Oui, il y a une forme de continuité, chaque génération a ses luttes. C’est sûr, ce n’était pas facile de faire tomber le mur, mais là, la crise écologique est peut-être un mur plus grand encore, d’autant que j’ai l’impression qu’on n’aide pas beaucoup la jeunesse à s’en sortir. Il y a quelque chose de très beau dans la jeunesse, l’espoir qu’on peut changer les choses. Mais la chute du mur a eu un impact qu’on n’aurait pas pu deviner sur les idéologies, ça a laissé le champ libre au capitalisme et au libéralisme, ce qui a probablement des conséquences aujourd’hui. L’histoire est en mouvement, de toutes façons. Aujourd’hui, il y a les luttes féministes, écologistes, on va voir comment la jeunesse réagit face à la montée de l’extrême-droite. Le film raconte aussi les fractures générationnelles, même si face aux enjeux posés aujourd’hui, il y aurait intérêt à se retrousser les manches.
J’étais très politisée quand j’étais jeune, et c’était beau, de croire qu’on peut changer le monde.
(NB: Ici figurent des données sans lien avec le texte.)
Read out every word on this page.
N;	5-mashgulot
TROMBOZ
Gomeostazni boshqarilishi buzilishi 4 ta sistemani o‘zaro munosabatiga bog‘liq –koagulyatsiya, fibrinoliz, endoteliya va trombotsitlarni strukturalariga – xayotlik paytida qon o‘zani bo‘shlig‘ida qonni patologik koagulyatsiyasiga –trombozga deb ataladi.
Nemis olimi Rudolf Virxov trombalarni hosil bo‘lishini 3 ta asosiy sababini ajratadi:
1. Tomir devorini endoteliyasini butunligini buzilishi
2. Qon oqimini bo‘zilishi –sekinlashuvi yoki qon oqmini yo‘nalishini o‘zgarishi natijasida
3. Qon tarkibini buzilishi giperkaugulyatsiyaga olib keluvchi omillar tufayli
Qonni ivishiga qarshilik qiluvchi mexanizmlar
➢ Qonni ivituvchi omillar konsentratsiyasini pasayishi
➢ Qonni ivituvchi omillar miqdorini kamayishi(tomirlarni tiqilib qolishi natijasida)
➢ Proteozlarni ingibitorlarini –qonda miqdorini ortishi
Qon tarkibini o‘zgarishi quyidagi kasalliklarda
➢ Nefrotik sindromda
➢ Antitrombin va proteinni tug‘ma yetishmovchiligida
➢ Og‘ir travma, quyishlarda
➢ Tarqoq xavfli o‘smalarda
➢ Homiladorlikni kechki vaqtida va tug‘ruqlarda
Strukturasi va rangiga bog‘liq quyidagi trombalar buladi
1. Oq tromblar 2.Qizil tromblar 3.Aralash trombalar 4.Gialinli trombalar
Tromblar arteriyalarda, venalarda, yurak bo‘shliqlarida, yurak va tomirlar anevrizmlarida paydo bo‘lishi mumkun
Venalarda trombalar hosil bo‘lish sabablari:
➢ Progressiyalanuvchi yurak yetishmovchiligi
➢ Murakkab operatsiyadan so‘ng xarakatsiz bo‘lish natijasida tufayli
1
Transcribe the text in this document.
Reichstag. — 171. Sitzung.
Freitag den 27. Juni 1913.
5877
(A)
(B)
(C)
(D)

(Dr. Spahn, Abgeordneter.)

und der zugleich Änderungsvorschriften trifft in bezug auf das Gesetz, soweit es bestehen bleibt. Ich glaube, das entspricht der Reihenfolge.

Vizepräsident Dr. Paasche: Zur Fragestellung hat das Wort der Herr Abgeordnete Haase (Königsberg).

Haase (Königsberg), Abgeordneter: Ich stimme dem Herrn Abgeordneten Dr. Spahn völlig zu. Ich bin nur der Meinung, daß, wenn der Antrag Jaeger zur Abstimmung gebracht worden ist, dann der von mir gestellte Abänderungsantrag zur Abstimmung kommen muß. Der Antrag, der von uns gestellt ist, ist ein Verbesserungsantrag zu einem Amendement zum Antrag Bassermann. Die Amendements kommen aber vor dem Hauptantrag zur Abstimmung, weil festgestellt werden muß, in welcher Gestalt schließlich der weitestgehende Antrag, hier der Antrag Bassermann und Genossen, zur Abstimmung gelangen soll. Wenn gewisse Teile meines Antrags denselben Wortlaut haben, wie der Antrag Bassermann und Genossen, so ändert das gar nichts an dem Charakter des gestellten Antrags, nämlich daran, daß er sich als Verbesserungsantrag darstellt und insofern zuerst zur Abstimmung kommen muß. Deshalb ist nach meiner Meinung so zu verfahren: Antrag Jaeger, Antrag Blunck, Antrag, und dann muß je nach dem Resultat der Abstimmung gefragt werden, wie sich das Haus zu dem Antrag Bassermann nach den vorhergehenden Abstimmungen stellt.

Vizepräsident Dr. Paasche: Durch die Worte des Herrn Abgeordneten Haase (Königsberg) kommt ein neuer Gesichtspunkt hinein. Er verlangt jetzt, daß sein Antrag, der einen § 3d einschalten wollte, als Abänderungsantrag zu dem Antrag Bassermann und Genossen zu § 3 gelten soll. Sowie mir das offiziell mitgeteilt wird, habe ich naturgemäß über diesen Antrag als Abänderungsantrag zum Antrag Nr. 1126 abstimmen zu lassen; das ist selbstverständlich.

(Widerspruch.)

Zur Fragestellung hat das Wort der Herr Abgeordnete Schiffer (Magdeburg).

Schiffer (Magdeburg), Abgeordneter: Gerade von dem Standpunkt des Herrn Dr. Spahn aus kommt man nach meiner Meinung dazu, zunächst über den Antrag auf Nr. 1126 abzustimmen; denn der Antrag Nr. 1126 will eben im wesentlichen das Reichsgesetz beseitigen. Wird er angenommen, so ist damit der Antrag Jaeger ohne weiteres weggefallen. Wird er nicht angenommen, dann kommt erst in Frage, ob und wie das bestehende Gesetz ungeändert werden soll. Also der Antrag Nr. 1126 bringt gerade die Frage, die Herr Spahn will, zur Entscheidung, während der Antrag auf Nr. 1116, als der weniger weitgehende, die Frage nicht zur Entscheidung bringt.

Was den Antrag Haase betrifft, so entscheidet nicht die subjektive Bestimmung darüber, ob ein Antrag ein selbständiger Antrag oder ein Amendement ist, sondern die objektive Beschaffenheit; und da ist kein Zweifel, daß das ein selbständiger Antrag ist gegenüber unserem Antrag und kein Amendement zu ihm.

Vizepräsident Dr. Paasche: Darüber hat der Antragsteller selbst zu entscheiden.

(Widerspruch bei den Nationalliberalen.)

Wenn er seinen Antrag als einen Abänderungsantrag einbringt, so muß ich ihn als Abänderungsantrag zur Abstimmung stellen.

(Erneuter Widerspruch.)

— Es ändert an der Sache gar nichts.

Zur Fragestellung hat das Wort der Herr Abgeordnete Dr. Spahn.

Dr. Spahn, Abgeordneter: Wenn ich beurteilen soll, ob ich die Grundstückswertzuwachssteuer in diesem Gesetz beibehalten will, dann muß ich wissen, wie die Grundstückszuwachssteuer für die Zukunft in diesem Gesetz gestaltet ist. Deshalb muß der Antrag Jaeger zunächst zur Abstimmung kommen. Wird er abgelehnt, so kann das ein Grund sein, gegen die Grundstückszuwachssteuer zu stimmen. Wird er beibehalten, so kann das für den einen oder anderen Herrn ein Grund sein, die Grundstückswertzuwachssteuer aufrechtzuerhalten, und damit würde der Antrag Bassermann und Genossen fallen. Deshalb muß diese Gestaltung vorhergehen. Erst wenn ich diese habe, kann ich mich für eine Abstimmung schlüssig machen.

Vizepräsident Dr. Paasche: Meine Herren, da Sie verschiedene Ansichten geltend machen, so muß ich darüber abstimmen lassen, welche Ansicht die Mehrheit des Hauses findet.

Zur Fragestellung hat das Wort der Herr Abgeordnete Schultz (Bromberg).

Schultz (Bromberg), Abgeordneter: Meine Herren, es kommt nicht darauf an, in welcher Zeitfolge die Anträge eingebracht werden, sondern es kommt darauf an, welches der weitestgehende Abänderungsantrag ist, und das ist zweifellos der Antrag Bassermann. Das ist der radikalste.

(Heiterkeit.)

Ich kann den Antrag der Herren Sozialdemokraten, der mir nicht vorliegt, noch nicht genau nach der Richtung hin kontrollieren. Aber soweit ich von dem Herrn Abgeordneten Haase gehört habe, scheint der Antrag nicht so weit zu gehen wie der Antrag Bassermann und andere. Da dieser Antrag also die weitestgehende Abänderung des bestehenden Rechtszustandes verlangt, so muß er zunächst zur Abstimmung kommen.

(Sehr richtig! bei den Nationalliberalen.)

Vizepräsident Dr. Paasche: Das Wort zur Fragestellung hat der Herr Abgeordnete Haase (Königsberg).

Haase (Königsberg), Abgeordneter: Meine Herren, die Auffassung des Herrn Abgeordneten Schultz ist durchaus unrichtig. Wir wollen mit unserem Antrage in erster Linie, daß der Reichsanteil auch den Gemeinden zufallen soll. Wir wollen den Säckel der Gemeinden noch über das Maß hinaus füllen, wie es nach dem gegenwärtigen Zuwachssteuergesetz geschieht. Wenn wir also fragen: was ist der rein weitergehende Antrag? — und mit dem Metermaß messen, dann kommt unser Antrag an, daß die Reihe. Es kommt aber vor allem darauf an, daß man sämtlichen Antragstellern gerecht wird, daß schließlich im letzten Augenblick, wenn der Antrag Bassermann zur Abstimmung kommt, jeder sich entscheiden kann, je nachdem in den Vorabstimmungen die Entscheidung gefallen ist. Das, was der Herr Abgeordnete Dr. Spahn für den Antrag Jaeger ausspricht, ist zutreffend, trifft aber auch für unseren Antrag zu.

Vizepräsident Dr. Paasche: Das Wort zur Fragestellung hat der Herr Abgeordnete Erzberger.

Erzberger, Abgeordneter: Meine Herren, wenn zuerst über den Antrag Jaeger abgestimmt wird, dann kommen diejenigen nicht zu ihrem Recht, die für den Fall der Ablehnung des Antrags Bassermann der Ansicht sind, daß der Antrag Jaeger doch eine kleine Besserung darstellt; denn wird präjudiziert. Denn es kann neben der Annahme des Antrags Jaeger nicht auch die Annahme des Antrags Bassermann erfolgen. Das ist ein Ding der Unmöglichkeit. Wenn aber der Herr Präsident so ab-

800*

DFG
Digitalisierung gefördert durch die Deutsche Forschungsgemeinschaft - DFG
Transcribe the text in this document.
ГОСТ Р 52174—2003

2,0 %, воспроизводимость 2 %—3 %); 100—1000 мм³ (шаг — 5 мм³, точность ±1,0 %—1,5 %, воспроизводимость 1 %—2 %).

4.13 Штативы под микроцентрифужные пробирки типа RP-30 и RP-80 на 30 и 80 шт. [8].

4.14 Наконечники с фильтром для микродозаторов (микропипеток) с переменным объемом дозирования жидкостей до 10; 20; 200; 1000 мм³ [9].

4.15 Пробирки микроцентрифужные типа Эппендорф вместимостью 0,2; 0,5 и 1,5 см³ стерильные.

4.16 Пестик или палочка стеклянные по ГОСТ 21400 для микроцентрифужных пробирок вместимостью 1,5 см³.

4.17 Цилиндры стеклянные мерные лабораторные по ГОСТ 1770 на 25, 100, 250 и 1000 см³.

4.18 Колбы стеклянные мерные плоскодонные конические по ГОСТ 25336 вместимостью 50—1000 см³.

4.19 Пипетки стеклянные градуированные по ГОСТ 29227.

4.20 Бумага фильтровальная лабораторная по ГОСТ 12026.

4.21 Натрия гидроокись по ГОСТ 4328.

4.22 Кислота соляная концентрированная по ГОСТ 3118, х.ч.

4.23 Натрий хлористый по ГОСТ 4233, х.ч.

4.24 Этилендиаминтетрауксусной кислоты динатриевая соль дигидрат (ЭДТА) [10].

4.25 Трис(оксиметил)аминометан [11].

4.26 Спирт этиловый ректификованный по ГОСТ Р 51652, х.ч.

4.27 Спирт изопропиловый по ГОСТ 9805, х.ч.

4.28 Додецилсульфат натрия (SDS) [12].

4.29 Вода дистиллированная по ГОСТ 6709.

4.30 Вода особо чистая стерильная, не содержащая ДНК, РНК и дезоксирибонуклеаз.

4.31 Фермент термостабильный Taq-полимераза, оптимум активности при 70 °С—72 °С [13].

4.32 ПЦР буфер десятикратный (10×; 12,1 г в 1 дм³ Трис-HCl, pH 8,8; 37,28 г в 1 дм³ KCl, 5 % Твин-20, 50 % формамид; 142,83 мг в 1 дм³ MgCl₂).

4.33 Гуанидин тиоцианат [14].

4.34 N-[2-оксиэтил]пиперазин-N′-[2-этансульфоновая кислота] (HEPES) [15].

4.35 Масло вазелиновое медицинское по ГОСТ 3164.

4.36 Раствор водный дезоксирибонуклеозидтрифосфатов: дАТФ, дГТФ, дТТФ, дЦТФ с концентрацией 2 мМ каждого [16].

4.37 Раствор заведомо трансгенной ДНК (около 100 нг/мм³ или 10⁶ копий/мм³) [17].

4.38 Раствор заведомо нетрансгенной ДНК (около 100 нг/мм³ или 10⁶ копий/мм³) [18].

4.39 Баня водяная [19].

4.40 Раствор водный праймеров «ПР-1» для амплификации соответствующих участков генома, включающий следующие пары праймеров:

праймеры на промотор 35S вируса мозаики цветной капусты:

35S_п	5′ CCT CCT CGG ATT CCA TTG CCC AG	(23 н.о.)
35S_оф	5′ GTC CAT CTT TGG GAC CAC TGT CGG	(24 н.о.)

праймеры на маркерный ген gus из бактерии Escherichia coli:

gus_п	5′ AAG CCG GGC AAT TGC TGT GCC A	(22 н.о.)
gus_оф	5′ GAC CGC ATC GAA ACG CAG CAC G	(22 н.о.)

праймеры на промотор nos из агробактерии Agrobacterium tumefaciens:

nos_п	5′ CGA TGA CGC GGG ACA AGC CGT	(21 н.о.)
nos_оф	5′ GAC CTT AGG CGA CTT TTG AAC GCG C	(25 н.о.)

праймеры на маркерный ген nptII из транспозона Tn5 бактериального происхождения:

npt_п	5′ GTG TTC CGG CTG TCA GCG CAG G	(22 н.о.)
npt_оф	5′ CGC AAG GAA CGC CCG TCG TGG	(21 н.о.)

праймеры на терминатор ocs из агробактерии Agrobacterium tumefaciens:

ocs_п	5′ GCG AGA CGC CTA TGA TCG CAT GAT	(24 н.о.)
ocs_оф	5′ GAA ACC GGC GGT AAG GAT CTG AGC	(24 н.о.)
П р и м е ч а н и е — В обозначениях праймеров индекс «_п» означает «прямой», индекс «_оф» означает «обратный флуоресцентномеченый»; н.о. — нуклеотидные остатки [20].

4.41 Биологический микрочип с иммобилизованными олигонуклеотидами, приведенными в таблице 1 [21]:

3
Cette croyance est possible à cette âge-là, et j’espère que cette génération arrive à trouver de l’espoir dans cette lutte. Je voulais montrer de belles choses chez la jeunesse même si c’est un contemporain compliqué.
Il y a l’exaltation du militantisme, et la fête. Il y a de la joie dans les combats.
C’était très important de montrer la fête. Je ne voulais pas que ce soit un film sur la politique, militant, où on assène des vérités, mais plutôt que ça parle du fantasme de politique, dans ce que ça peut avoir de presque érotique d’être avec les autres, de se battre ensemble. De trouver une cause commune. Et dans tout ça il y a la fête, on fait corps d’ailleurs dans les manifestations. Pour les figurants, je suis allée chercher chez les Antifa, les militants écolo, féministes, LGBTQR+, les gens de la techno. Aujourd’hui, les choses se communautarisent, sont assez segmentées, et moi j’avais envie de créer la fête idéale, la vraie fête de gauche avec pas que des blancs, pas que des hétéros, pas que des gauchistes caricaturaux. Un endroit où il y ait un plaisir à être ensemble, et à croire qu’on peut changer les choses. Je voulais que le collectif fasse envie, et qu’on sente la charge érotique que ça peut avoir.
Quel était le plus grand enjeu, ce que vous aviez le plus envie de transmettre ?
De film en film, ce que j’essaie de faire, c’est d’aborder des choses qui peuvent ne pas paraître sexy sur le papier, une femme de soixante ans, la classe moyenne et le rapport à l’art, la relation franco-allemande, mais ce que je veux réussir, c’est qu’on s’attache aux personnages. Ce qui m’a toujours le plus plu dans les films, dans les livres aussi, c’est quand je quitte le cinéma avec l’impression de connaître l’humanité de quelqu’un, de me sentir proche d’un personnage qui continue à vivre en moi. Et c’est ça que j’aimerais réussir. Que les gens quittent le film avec l’impression que Fanny et Lena les habitent, qu’ils les aiment, qu’ils s’attachent à elles.